Neste texto, o historiador italiano Massimo Faggioli analisa o projeto político do papa conforme explicitado na última encíclica, Fratelli tutti.

Faggioli é professor da Villanova University, nos EUA. O artigo foi publicado em La Croix International, 15-10-2020. A tradução é de Moisés Sbardelotto.

 

Eis o artigo.

 

As palavras política [substantivo], político [adjetivo] e políticos repetem-se mais de 100 vezes na nova encíclica do Papa Francisco, a Fratelli tutti.

O capítulo V intitula-se “A política melhor”.

Trata-se de uma acusação ao populismo, ao individualismo e à economia do gotejamento. Lamenta-se a crise dos Estados-nação e das Nações Unidas. E apela-se a um novo modelo de participação social, política e econômica que se inspire na subsidiariedade e na solidariedade, possibilitando a globalização do mais básico dos direitos humanos.
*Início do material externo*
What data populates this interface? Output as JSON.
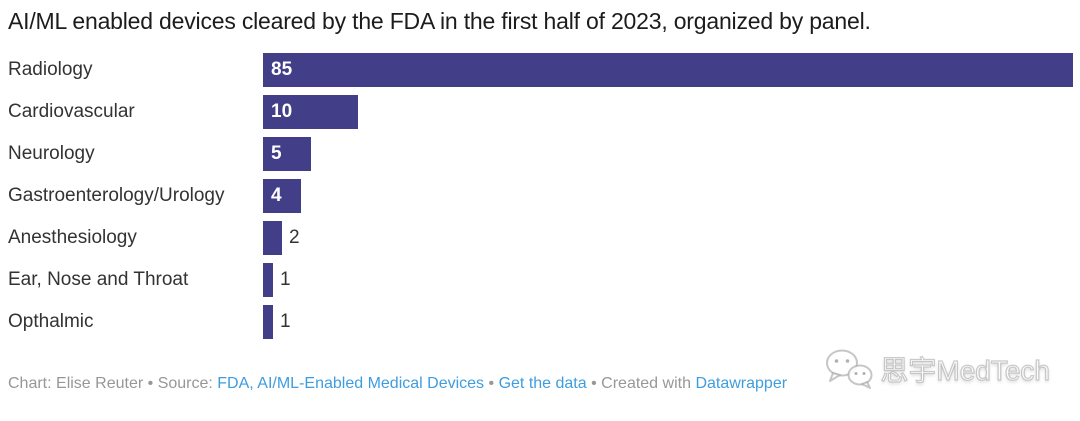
{
  "title": "AI/ML enabled devices cleared by the FDA in the first half of 2023, organized by panel.",
  "chart_data": {
    "type": "bar",
    "orientation": "horizontal",
    "title": "AI/ML enabled devices cleared by the FDA in the first half of 2023, organized by panel.",
    "categories": [
      "Radiology",
      "Cardiovascular",
      "Neurology",
      "Gastroenterology/Urology",
      "Anesthesiology",
      "Ear, Nose and Throat",
      "Opthalmic"
    ],
    "values": [
      85,
      10,
      5,
      4,
      2,
      1,
      1
    ],
    "xlim": [
      0,
      85
    ],
    "grid": false,
    "legend": "none",
    "bar_color": "#423e88",
    "value_label_inside_color": "#ffffff",
    "value_label_outside_color": "#333333"
  },
  "footer": {
    "credit": "Chart: Elise Reuter",
    "separator": "•",
    "source_label": "Source:",
    "created_with": "Created with",
    "links": {
      "source": "FDA, AI/ML-Enabled Medical Devices",
      "get_data": "Get the data",
      "tool": "Datawrapper"
    },
    "text_color": "#979797",
    "link_color": "#3e9ddf"
  },
  "watermark": {
    "icon": "wechat-icon",
    "text": "思宇MedTech"
  }
}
O papa clama por um melhor tipo de política baseada no “amor social” e no “amor político”. Isso soa como um projeto social e político, não apenas religioso ou inter-religioso, e é uma das diferenças mais interessantes na abordagem à relação da Igreja com o mundo moderno em comparação com o seu antecessor.

Bento XVI alegava ostensivamente a superioridade da Igreja sobre a política, ao mesmo tempo que transmitia a mensagem de um necessário alinhamento entre o catolicismo e a civilização ocidental.

 

Uma alternativa ao neoliberalismo, ao nacionalismo e ao populismo

Francisco abandonou o agostinianismo político, segundo o qual a alta soberania da Igreja inibe o envolvimento da Igreja nas questões políticas. Ao mesmo tempo, ele também adotou a nova dimensão global do catolicismo, deixando para trás uma ideia eurocêntrica do cristianismo. A visão social e política do Papa Francisco claramente toma um lado e busca oferecer uma alternativa ao neoliberalismo, ao nacionalismo e ao populismo.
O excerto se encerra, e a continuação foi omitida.